From the Florida Times Union:
Adam B. Swickle, Taylor’s Fort Lauderdale-based attorney, explained the incident as a “catch-all” situation involving officers responding to reports from inside the club about patrons outside fighting, some of which were possibly carrying firearms. The potential for danger in this situation necessitated officers detaining nearly everyone standing outside the club.
Taylor was apparently getting into his car as police arrived at the scene, and authorities ordered the running back to put his hands on the hood of the car while patting him down and searching the vehicle for firearms and drugs with a police K-9 unit. According to Swickle, Miami Beach police searched at least two other patrons standing outside the club.
“Apparently, what Fred was cited for had nothing to do with why they came there,” Swickle said. “They put Fred and other people out there up against cars, they searched Fred for guns and drugs, and Fred and the officer had choice words with each other. The police apparently decided that’s disorderly conduct.”
So Fred Taylor was at a club where some people got into a scuffle, some of whom “were possibly carrying firearms”. Taylor was leaving when the police got there and they decided not to interview him but ordered him to put his hands on his car and they then searched his car for drugs (note: nothing to do with fighting). Taylor, a well dressed large black man in a nice car, got searched for drugs and probably mouthed off to the police officers because SERIOUSLY WHAT WAS HE DOING TO DESERVE BEING SEARCHED?

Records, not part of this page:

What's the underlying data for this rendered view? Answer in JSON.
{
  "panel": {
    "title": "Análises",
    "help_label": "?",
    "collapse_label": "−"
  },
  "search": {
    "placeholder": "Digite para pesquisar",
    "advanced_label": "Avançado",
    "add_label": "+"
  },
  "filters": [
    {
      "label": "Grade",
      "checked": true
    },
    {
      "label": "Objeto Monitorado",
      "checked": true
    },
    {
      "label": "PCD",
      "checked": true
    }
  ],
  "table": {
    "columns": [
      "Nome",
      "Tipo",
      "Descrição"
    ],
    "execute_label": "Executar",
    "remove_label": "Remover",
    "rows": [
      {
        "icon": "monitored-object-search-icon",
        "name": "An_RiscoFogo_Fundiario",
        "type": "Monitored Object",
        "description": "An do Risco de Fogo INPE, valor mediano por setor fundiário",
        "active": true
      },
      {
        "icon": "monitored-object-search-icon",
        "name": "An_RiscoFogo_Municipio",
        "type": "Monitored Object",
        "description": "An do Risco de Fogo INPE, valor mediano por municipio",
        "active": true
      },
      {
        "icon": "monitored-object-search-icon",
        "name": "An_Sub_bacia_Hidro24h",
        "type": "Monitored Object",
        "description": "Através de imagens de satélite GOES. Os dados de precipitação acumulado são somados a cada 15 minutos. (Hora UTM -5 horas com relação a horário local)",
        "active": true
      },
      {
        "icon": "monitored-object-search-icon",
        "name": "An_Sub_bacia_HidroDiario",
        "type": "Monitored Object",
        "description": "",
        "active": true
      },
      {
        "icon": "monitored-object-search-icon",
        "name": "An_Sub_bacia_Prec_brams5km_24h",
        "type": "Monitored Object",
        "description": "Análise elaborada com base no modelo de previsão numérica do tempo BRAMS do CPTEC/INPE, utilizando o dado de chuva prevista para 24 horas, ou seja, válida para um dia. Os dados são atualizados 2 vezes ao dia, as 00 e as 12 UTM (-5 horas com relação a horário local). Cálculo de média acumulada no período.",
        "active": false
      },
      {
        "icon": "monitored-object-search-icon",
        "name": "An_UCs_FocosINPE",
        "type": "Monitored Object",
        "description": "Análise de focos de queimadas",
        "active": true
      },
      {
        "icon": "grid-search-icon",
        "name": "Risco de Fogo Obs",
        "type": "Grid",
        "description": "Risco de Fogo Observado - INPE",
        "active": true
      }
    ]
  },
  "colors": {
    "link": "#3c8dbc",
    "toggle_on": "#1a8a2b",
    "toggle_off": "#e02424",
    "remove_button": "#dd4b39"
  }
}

I work in the misdemeanor courts here in Jacksonville and I don’t think I can remember any cases where some one came in for disorderly conduct and disorderly conduct alone. It is a charge they tack on to something like a DUI or battery when the defendant resists arrest.
Taylor’s attorney seems to have the same line of thinking:
“I expect this to completely go away,” Swickle said. “He didn’t do anything wrong. Assuming he even had choice words with an officer – let’s assume that happened at a worst-case scenario – that’s not obstructing [justice], that’s not resisting arrest, that’s not disorderly conduct. It’s nothing. I haven’t read what police say happened, but I imagine as quickly as it happened is as quickly as it will go away. At least that’s our intent and that’s based on the knowledge I have of the facts.”
Yeah. While Fred is at practice, his lawyer is going to appear and the charge is going to get dropped because it is all sorts of silly.